この心理をうまくついているのがファストファッションのGAP。GAPってファストファッションの割には、ユニクロ、H&M、forever21とかと比べて定価が高い。ただ、大体週末は何%OFFというセールをやっているから、実質価格は変わらないけど、定価が高い分、何かGAPの方がモノが良い感じがする。

多分、定価で売る気が無いんだと思うけど、あえて定価を高く設定することでうまく品質感をコントロールをしている。
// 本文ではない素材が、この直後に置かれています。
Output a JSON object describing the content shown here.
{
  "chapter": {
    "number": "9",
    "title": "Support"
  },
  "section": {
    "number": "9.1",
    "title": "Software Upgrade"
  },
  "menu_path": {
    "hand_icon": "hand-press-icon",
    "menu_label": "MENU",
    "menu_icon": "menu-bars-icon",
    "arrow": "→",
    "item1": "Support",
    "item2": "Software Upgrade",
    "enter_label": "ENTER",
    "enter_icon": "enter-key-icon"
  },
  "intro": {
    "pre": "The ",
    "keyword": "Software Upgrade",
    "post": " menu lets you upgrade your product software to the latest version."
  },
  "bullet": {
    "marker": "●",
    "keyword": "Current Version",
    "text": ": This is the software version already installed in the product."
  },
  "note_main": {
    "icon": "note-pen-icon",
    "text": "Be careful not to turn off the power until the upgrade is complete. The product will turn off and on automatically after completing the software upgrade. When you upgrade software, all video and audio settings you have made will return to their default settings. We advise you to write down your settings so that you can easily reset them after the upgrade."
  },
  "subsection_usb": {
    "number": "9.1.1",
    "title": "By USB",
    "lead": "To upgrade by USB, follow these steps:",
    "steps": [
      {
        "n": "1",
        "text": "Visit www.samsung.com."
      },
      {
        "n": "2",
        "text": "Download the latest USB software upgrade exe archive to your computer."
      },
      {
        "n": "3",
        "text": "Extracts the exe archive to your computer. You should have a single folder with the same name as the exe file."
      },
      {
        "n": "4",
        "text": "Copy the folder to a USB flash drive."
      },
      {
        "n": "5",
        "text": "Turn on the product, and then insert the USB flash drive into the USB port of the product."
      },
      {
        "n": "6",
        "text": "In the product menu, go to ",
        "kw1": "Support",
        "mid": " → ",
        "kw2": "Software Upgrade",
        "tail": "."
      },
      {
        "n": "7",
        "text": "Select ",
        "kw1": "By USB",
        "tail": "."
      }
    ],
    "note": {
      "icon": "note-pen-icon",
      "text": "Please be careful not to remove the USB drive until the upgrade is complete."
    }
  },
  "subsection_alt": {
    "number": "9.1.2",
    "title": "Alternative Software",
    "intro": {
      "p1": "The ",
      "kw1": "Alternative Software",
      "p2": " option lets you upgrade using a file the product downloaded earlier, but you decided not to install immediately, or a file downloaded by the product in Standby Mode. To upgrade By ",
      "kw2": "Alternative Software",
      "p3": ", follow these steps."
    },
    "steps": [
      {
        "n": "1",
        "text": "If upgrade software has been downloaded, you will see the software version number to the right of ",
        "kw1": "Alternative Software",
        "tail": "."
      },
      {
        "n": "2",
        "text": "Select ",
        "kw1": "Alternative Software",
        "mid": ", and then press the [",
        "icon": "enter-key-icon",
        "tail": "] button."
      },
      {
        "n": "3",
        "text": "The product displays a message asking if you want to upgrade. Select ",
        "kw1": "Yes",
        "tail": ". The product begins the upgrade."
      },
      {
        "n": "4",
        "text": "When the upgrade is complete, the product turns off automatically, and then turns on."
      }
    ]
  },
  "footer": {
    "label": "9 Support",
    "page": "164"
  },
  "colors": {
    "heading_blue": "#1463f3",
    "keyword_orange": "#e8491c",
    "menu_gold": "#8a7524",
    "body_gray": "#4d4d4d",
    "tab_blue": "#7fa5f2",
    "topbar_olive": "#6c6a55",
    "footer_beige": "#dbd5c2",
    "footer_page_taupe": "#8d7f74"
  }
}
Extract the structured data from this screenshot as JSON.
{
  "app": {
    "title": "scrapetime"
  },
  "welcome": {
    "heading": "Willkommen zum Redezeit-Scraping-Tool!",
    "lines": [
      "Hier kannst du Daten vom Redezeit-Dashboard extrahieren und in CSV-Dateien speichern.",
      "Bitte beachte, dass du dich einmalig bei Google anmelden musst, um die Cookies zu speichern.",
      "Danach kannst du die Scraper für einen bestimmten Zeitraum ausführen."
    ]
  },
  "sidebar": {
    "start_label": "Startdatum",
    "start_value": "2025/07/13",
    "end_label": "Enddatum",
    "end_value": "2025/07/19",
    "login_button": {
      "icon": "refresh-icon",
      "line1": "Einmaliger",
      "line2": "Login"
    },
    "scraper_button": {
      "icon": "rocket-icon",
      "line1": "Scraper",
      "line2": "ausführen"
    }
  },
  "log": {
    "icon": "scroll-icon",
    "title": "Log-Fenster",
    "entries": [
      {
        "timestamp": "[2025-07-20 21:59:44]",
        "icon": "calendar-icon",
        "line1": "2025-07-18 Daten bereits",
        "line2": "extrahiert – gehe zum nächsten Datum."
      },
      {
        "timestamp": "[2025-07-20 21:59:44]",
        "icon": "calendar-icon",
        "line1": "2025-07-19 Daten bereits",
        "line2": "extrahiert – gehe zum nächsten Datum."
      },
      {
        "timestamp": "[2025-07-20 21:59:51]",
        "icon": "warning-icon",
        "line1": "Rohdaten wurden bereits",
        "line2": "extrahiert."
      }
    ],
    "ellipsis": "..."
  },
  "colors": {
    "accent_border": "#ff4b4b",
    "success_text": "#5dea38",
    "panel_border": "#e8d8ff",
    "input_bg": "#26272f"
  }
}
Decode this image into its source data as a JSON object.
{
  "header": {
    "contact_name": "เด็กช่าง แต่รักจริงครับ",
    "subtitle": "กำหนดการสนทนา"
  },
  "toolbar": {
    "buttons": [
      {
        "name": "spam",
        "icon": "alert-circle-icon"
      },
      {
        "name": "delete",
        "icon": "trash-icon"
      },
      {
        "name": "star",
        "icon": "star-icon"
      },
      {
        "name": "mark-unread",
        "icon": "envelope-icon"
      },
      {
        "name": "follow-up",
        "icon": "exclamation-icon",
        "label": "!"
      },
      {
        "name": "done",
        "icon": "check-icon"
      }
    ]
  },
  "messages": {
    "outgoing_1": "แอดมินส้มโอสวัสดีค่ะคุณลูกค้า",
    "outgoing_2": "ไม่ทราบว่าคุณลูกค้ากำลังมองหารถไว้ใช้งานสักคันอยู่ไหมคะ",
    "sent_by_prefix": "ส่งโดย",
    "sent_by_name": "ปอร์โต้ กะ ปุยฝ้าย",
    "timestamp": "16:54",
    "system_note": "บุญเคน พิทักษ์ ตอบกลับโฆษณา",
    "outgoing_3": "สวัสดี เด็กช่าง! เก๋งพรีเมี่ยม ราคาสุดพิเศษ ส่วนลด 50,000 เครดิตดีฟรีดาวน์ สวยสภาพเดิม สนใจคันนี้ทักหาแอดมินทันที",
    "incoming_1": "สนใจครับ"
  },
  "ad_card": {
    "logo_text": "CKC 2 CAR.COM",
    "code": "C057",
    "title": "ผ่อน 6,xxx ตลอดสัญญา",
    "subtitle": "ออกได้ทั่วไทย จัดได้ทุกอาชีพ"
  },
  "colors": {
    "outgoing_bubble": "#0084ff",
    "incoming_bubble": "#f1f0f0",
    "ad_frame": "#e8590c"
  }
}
話は少しずれるけど、マーケティング関連の仕事をしていると、少子化による市場縮小を補うために、また比較的裕福なシニア層を狙うために、これからは高付加価値商品だとかプレミアム商品だ、という掛け声をよく耳にする。けど、大体は、作り方、素材にちょっとこだわって、デザインをかっこよくしました、みたいなものばかり。当然、定価も高めに設定される。

今ある商品が、体に悪い素材を使っていたり、粗雑な作り方をされているなら、作り方、素材にこだわったプレミアム商品です、というのは分かるけど、今ある商品もすでにそこそこのレベルというか、十分満足できるレベルだったら、更にちょっと、素材や作り方にこだわったプレミアムです、って言われてもなぁとも思うけど。

目に見える機能だと、左脳的に要る要らないが明確に判断されるけど、ちょっとこだわりましたみたいなことだと、右脳的に、あ、いいかも、を作りやすいから、高めの定価設定しやすいってことなんだろうな。